Pak-India relations linked to resolution of Kashmir issue: JI

08 Nov, 2010

Jamaat-e-Islami chief, Syed Munawwar Hasan, has said that peace in South Asia was impossible without an end of US interference in Afghanistan and Pakistan besides the resolution of the Kashmir issue.
In a statement on the occasion of US President Barack Obama's visit to India, he said that Pakistan-India relations could not improve without resolving the core issue of Kashmir. It was therefore the responsibility of the United Nations and world powers to resolve this issue in accordance with the UN resolutions by pressurising India. A nuclear war between the two counties could engulf the entire world, he warned.
He said the Kashmiris were fighting the war of independence. They were not getting any moral or material support from outside and every day. Scores of them were being killed by the occupation troops. India's state terrorism in Held Kashmir had broken all records but the US and other world powers had shut their eyes to that. The UN, Amnesty International, Human Rights Watch and other leading human rights bodies besides the OIC had expressed deep concern over the state terrorism in Held Kashmir but none of these was taking any practical steps in support of the oppressed Kashmiris.
The JI chief said that the US's so called war on terror was practically a war against Islam and the Muslims alone were its target. On the other hand, the US was fully backing state terrorism by India and Israel. The US and its allies first attacked Iraq and killed millions of the Iraqis. Afghanistan became their next target and now Pakistan was the victim of its terrorism.

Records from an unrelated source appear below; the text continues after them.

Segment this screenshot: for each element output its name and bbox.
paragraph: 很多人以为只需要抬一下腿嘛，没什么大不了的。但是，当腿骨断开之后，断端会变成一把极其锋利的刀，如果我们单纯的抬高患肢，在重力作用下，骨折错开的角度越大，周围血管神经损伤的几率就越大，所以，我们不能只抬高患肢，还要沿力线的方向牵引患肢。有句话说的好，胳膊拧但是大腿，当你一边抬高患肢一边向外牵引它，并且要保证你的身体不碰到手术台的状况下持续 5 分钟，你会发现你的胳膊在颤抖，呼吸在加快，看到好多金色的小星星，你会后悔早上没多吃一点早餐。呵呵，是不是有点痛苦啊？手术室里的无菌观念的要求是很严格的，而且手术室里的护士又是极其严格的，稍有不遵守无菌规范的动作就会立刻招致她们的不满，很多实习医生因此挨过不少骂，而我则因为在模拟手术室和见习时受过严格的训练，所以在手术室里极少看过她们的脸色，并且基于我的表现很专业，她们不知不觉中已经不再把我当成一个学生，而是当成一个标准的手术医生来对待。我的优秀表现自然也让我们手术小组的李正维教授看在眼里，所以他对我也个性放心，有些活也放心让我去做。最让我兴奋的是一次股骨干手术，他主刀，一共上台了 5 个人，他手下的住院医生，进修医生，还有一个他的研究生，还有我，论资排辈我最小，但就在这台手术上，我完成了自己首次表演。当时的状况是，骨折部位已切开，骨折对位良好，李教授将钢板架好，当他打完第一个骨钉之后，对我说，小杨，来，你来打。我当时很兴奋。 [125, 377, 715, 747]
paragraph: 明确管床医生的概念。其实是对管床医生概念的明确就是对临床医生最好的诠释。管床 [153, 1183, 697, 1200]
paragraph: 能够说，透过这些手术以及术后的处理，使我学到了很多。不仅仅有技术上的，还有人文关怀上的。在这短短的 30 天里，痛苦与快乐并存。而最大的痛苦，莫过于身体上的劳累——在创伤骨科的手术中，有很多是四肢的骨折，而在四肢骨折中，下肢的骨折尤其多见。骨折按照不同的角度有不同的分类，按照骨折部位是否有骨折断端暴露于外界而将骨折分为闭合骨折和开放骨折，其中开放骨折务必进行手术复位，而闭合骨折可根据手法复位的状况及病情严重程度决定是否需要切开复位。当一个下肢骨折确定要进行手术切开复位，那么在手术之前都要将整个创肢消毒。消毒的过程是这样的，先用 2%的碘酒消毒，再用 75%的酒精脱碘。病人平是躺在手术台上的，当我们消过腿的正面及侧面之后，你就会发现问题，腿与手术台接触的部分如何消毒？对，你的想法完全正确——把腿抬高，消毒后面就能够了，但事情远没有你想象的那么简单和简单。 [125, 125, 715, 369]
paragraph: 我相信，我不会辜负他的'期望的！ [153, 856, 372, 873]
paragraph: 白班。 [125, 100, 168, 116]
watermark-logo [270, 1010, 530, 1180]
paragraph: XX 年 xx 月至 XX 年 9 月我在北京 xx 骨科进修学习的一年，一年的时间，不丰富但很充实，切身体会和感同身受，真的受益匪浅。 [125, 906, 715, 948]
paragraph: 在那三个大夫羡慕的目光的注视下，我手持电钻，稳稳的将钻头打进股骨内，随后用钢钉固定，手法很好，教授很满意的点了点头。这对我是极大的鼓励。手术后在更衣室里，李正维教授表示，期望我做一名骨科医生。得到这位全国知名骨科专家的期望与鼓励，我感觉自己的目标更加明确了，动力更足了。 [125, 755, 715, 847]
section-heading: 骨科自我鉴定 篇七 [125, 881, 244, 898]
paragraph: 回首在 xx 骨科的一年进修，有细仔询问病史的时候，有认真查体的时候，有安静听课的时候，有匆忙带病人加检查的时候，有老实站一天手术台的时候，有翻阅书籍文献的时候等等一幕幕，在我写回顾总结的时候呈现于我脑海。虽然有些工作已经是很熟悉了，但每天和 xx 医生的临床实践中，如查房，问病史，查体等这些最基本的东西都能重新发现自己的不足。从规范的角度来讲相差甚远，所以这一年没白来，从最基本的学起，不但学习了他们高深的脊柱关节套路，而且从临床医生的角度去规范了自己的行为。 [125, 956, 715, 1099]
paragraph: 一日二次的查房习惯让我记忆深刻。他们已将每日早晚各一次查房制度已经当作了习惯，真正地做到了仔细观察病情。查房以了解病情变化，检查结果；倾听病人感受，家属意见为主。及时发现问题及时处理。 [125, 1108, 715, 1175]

He said, the short sighted Pakistani rulers offered logistic support and the country's airspace and airports to the US acting as US's front - line state. The US could not dare to attack Afghanistan without Islamabad's support, he added. Despite that, Washington had never supported Pakistan. During his current India tour, President Obama had not even mentioned Kashmir and had even refused to mediate on the Kashmir issue.